Actor, comedian, composer, and filmmaker Mel Brooks was born Melvin James Kaminsky in 1926. He grew up in Brooklyn, N.Y.
In 1944, he was drafted into the Army. Due to his high scores on his military entrance exam, Brooks was placed in the Army Specialized Training Program at Virginia Military Institute, where he learned combat engineering and other fighting skills.
Twelve weeks later, he was sent to basic training at Fort Sill, Okla.
In November 1944, he arrived in France and then Belgium, serving as a forward artillery observer with the 78th Infantry Division.
A short time later, he was transferred to the 1104th Engineer Combat Group, participating in the Battle of the Bulge. He was sent to the forward edge of the battle areas, helping to clear German land mines so Allied forces could advance. On five occasions, Brooks’ unit had to fight as infantry and suffered casualties doing so.
In Germany, the unit was the first to construct a bridge over the Roer River, and they would later build bridges over the Rhine River.
By April 1945, Brooks’ unit was conducting reconnaissance missions in the Harz Mountains of northern Germany. Days later, the war ended.
In May 1945, Brooks recalled seeing starving Jewish refugees who had escaped the concentration camps. Brooks said this left an indelible impression on him as he is Jewish. He said he felt lucky to be an American.
A short time later, Brooks was honorably discharged from the Army as a corporal.
His entertainment career took off in 1949, when he was hired by his friend Sid Caesar to write jokes for the DuMont NBC TV series “The Admiral Broadway Revue.”
Brooks is one of the few people who have received an Oscar, an Emmy, a Tony, and a Grammy.

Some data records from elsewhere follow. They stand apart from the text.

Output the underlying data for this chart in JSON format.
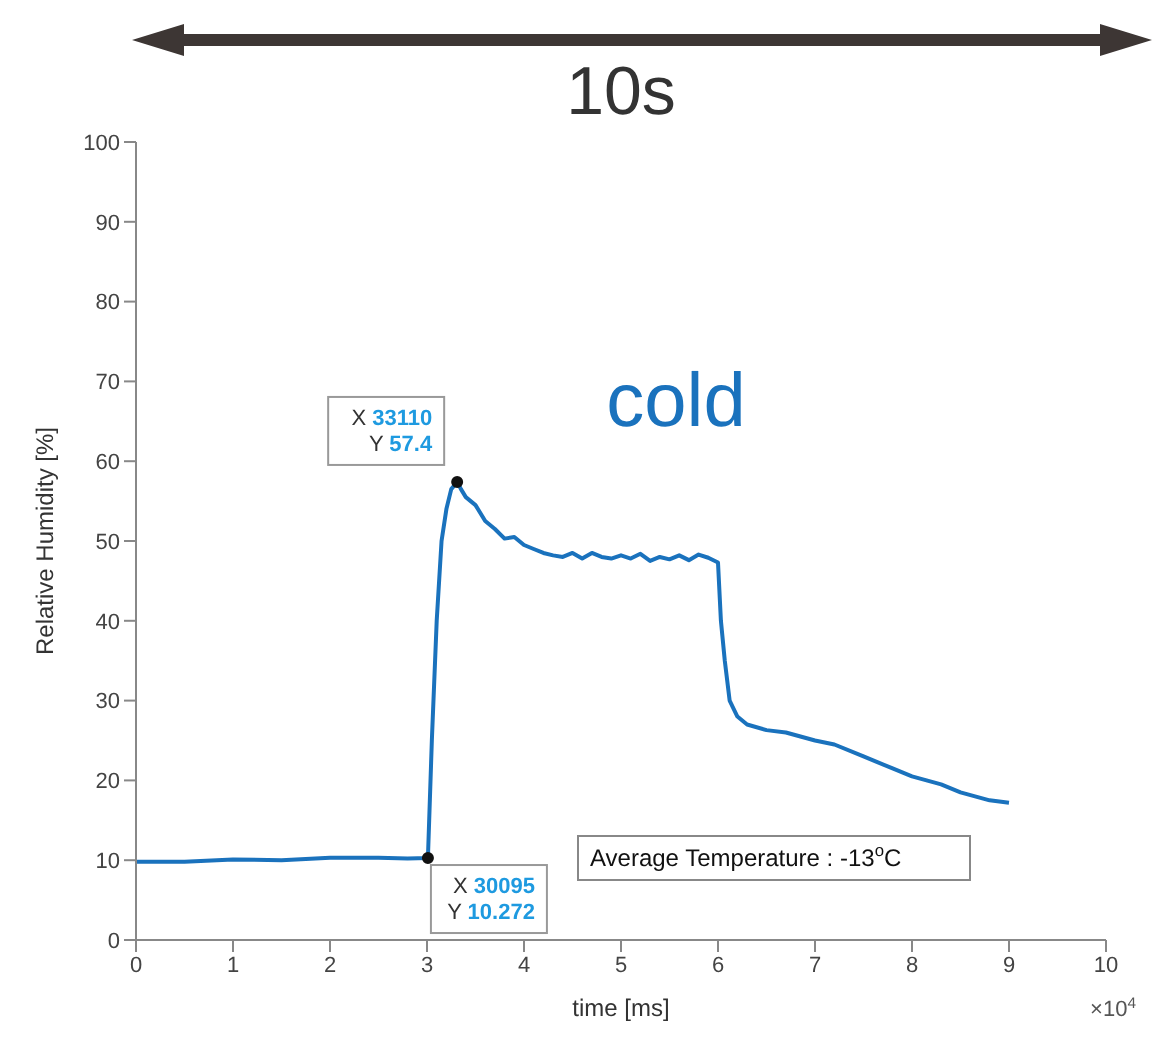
{
  "chart_data": {
    "type": "line",
    "title": "10s",
    "xlabel": "time [ms]",
    "ylabel": "Relative Humidity [%]",
    "annotations": [
      "cold",
      "Average Temperature : -13$^{o}$C",
      "×10$^{4}$",
      {
        "text": "X 33110\nY 57.4",
        "x": 3.311,
        "y": 57.4
      },
      {
        "text": "X 30095\nY 10.272",
        "x": 3.0095,
        "y": 10.272
      }
    ],
    "x": [
      0,
      0.5,
      1,
      1.5,
      2,
      2.5,
      2.8,
      3.0095,
      3.05,
      3.1,
      3.15,
      3.2,
      3.25,
      3.311,
      3.35,
      3.4,
      3.5,
      3.6,
      3.7,
      3.8,
      3.9,
      4,
      4.1,
      4.2,
      4.3,
      4.4,
      4.5,
      4.6,
      4.7,
      4.8,
      4.9,
      5,
      5.1,
      5.2,
      5.3,
      5.4,
      5.5,
      5.6,
      5.7,
      5.8,
      5.9,
      6,
      6.03,
      6.07,
      6.12,
      6.2,
      6.3,
      6.5,
      6.7,
      7,
      7.2,
      7.5,
      7.8,
      8,
      8.3,
      8.5,
      8.8,
      9
    ],
    "series": [
      {
        "color": "#1a72bd",
        "values": [
          9.8,
          9.8,
          10.1,
          10.0,
          10.3,
          10.3,
          10.2,
          10.272,
          25,
          40,
          50,
          54,
          56.5,
          57.4,
          56.5,
          55.5,
          54.5,
          52.5,
          51.5,
          50.3,
          50.5,
          49.5,
          49,
          48.5,
          48.2,
          48.0,
          48.5,
          47.8,
          48.5,
          48.0,
          47.8,
          48.2,
          47.8,
          48.4,
          47.5,
          48.0,
          47.7,
          48.2,
          47.6,
          48.3,
          47.9,
          47.3,
          40,
          35,
          30,
          28,
          27,
          26.3,
          26,
          25,
          24.5,
          23,
          21.5,
          20.5,
          19.5,
          18.5,
          17.5,
          17.2
        ]
      }
    ],
    "xlim": [
      0,
      10
    ],
    "xticks": [
      0,
      1,
      2,
      3,
      4,
      5,
      6,
      7,
      8,
      9,
      10
    ],
    "ylim": [
      0,
      100
    ],
    "yticks": [
      0,
      10,
      20,
      30,
      40,
      50,
      60,
      70,
      80,
      90,
      100
    ],
    "grid": false,
    "legend": false,
    "marker": "none",
    "line_style": "solid"
  }
}
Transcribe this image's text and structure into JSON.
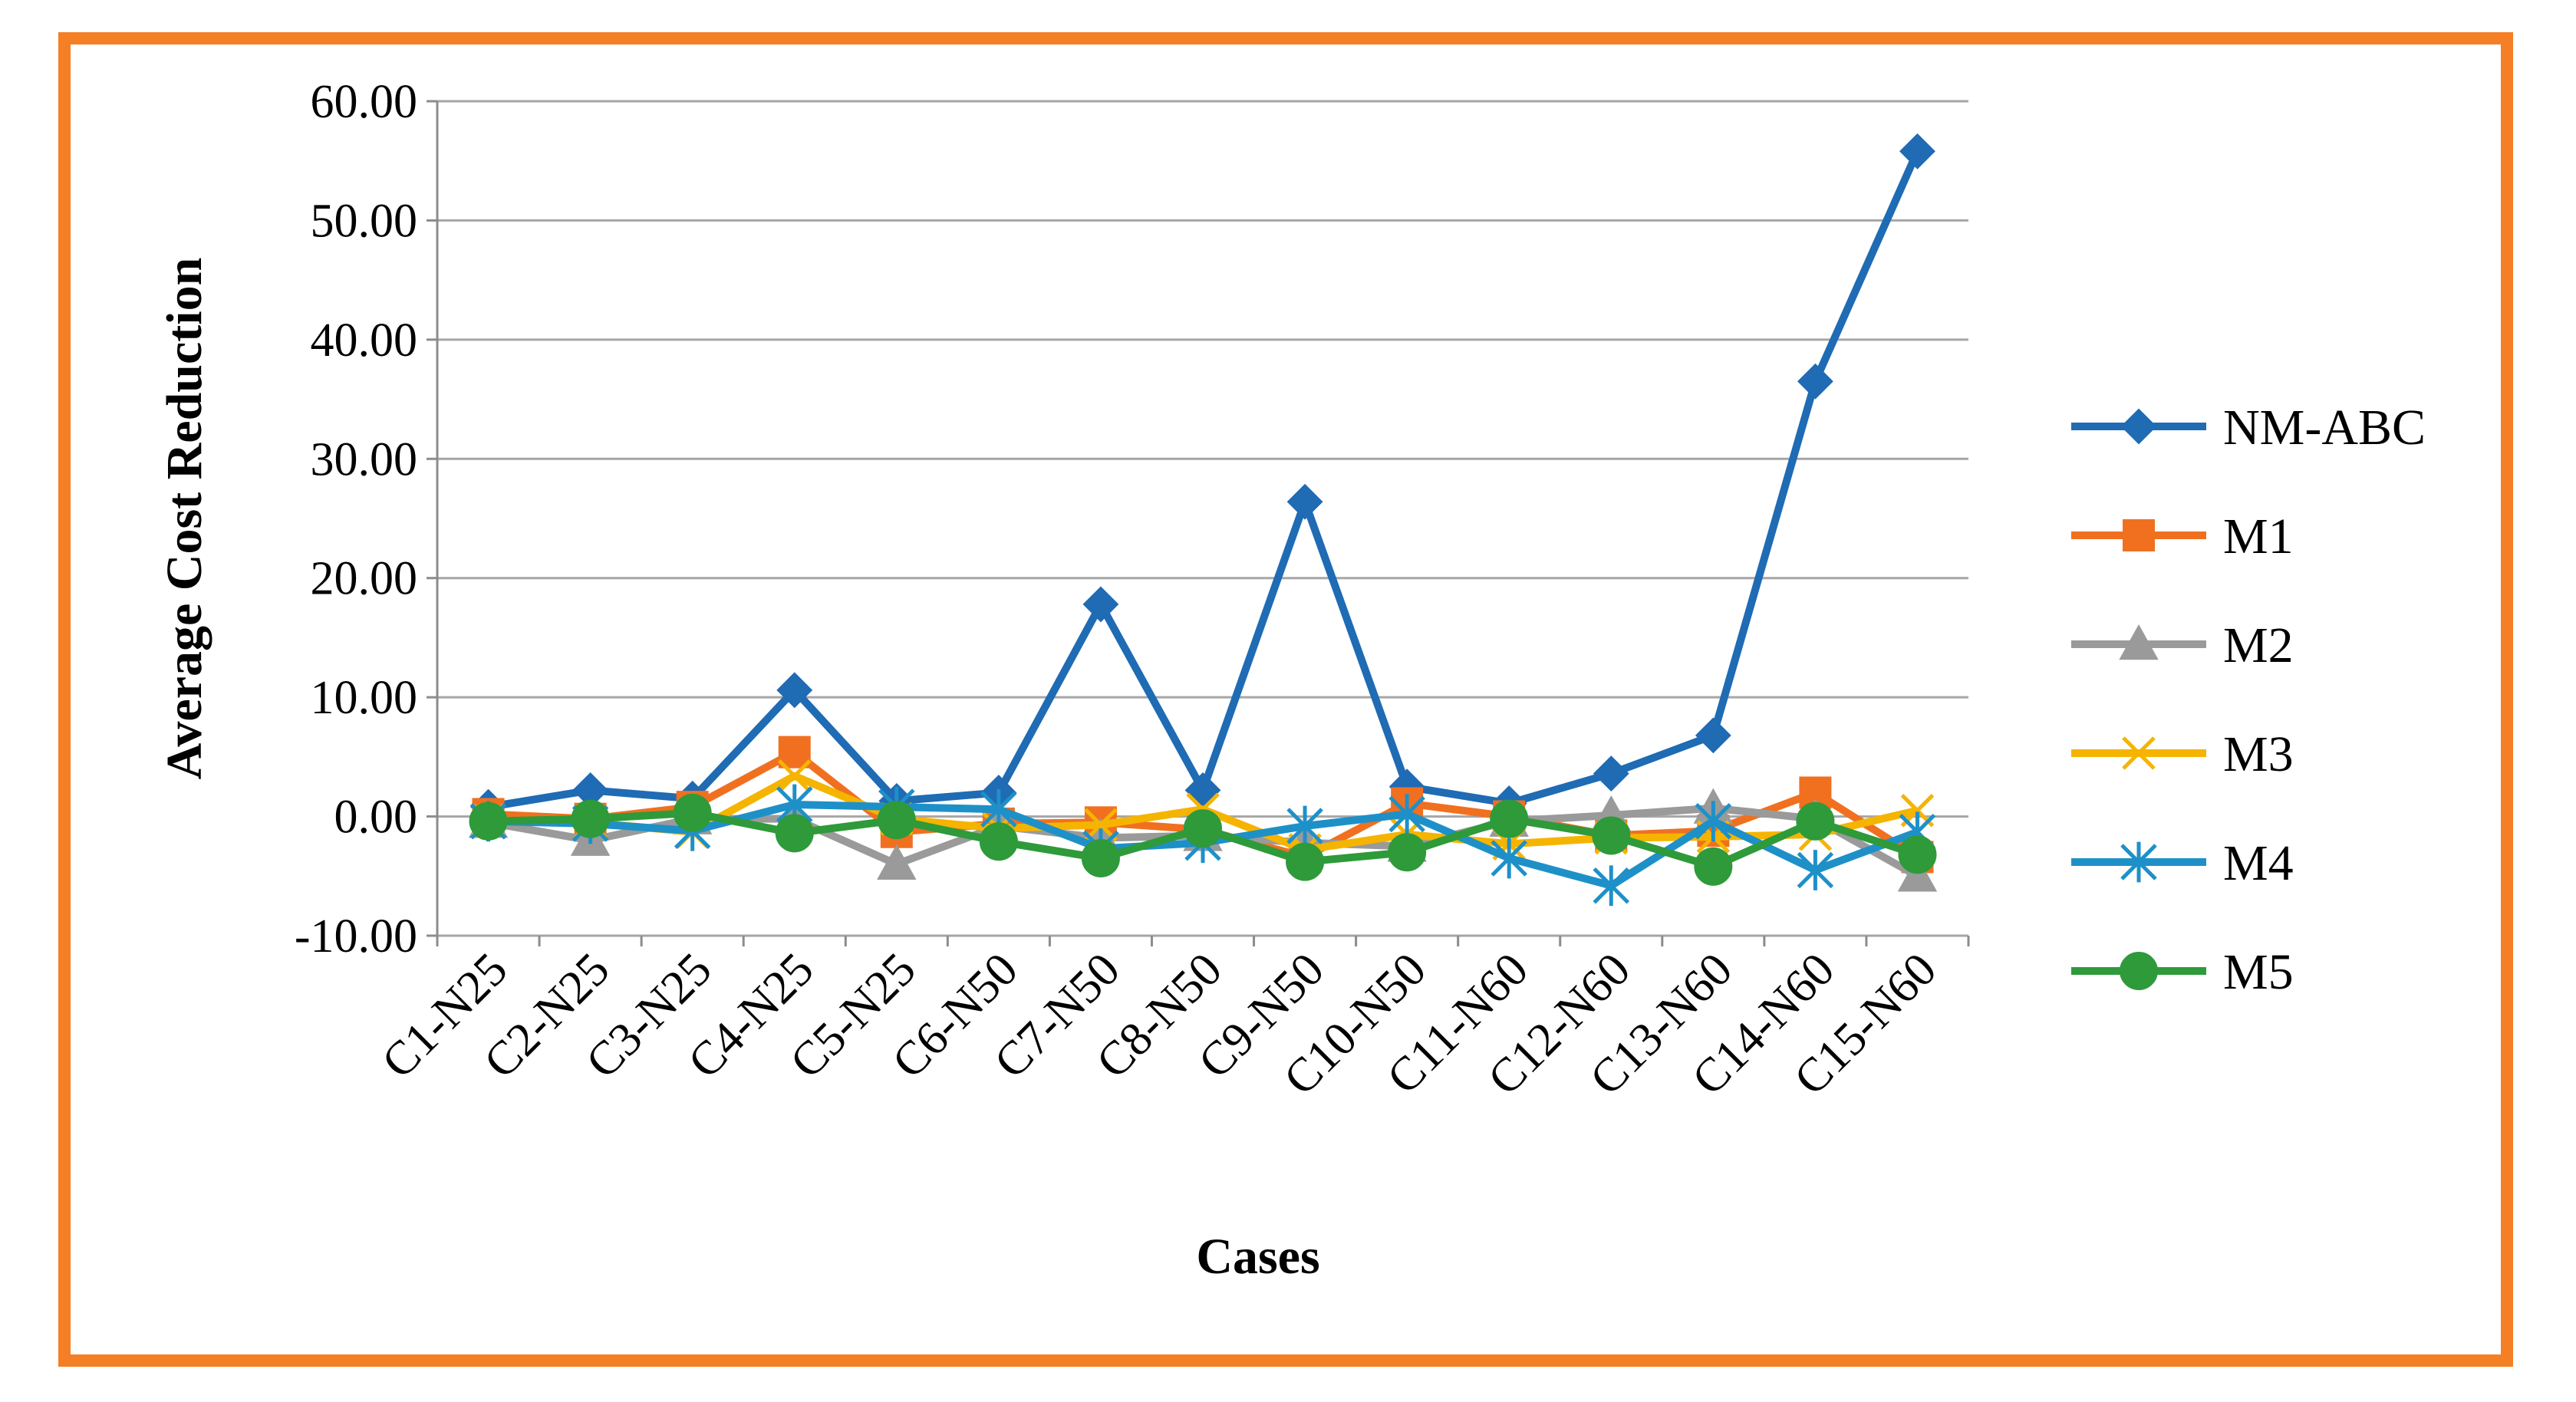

The American Film Institute lists three of Brooks’ films on its AFI’s 100 Years … 100 Laughs list: “Blazing Saddles” (#6), “The Producers” (#11), and “Young Frankenstein” (#13)
On Dec. 5, 2009, Brooks was a recipient of the 2009 Kennedy Center Honors at the John F. Kennedy Center for the Performing Arts in Washington, D.C. He was also inducted into the Hollywood Walk of Fame on April 23, 2010.
On Oct. 18, 2021 it was announced that Brooks, now 95, would write and produce “History of the World Part II,” a follow-up TV series to his 1981 movie. That year, he also published a memoir titled “All About Me!”